I like stories that cause me to sympathize with evil people, like the movie 'Monster' for example.

(Don't know why I'm referencing movies only.)

But I agree that usually in journals and in workshops cancer == melodrama.

12:28 PM  
Blogger Tao Lin said...

i like stories where the author knew ten years ago that 'morals' are arbitrary, and has lived ten years with that knowledge and now must write a story

3:07 PM  
Blogger Tao Lin said...

braveheart was melodramatic but i liked that i think

3:08 PM  
Blogger (d.d.c.) said...

here is my official statement on cancer and stories involving cancer (if you like, you may replace the word 'cancer' with 'bulemia,' 'aids,' 'bird flu,' 'ebola,' 'teenage preganancy,' 'war' 'getting broken up with' or 'being eaten alive by the undead'):

don't write a story about that.

and don't write a story that involves that, but is really about a daughter learning that she truly loved her mother, but now it's too late and she looks sadly through a frost-covered window.

actually, if you want to do that, go ahead, but just know that you will bore me. and my opinion may not seem important to you, but my opinion means the world to me. i value my opinion very highly, and if my opinion tells me that you're the type of writer who writes a thing like that, i will most likely not read any more of your stories.

the problem is not cancer (or whatever), per se (and you should probably not use the phrase 'per se' either). it's that cancer is a vague thing, and vague things are not the kinds of things to write stories about. i'd much prefer you to write about non-vague things, such as the mother's highschool ring which the daughter has been eyeing on the counter all through her death watch, waiting for her chance to get her hands on it before her sister does, because she'd like to hock it to pay that month's digital cable bill.

4:01 PM  
Blogger Reader of Cute, Happy Books said...

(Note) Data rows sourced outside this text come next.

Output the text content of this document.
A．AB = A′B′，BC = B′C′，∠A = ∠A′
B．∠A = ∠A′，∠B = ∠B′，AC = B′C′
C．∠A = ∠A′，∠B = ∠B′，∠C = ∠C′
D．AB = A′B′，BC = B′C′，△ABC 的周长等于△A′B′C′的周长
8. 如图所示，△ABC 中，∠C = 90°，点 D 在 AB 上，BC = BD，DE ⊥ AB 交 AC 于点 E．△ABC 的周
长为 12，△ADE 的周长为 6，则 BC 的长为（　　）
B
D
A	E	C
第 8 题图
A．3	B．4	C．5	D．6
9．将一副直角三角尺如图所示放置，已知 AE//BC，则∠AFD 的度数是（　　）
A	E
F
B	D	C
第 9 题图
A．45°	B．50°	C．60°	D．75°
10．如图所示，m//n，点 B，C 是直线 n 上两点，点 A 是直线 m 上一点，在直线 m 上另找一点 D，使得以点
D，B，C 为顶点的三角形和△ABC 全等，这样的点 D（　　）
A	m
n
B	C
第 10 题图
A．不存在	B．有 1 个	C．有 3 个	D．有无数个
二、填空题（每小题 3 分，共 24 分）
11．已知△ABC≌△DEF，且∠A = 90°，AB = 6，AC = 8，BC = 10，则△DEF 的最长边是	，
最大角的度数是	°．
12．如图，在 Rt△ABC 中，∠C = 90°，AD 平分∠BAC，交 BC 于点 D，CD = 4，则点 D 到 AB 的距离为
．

Well I think that's more of an audience issue than a literary one. Nothing can "force" one to respond in a black/white way.

4:03 PM  
Blogger (d.d.c.) said...

that said, 'do not disturb,' by am homes, is a story that involves cancer, and it's a good story.

but i'd argue that it's not actually a story about cancer. i'd argue that it's actually a story about a kinda nice/kinda weak guy, who has a wife who's a bitch. and she happens to have cancer.

4:05 PM  
Blogger (d.d.c.) said...

i can 'force' somebody.

just you watch me.

4:07 PM  
Blogger Tao Lin said...

dennis, something about the parenthesis in your name scares me, i feel like you're about to sneak attack my throat, and actually it's exciting

3:01 PM  
Blogger (d.d.c.) said...

tao, it's called stealth commenting.

9:50 PM  
Blogger The Man Who Couldn't Blog said...

Ah, the cancer story. Lorrie Moore's "People Like That Are The Only People Here" is a pretty good cancer story.

That AM Homes story is pretty good.

But, I think Dave Shaw's "King of Spain" is my very favorite cancer story. It's a cancer story with a chimpanzee:

"Lately, Walter has been hard to live with. He's drinking again, for starters. The carpet all the way to the TV is littered with dented up Coors Lite cans and orange peel carcasses and the odd Slim Jim wrapper. (Some of the Coors Lite cans are mine.) He's left his crapped-in underwear warming on the lampshade again and he's been pissing on the braided ficus. The couch smells like monkey feet."

It goes on. The narrator has terminal bone cancer, and only a hundred or so days left to live. And, he doesn't know where the chimp came from. The chimp just showed up one day.

In the final scene, they have Burger King crowns on. And then they lose them.

You can find the story in Kelly Link's Trampoline anthology.

(Kelly Link had a story in One-Story.)

We do all die of fucking cancer these days. I think that may be the only defense of the cancer story, that we're all tumor-ridden and falling apart.

11:37 AM  
Blogger zeldafitz said...

I think cancer is "in" right now. Cancer is clearly the new literary vogue. Zzzzzzzz. And One Story has also rejected everything I have submitted. But I am not bitter.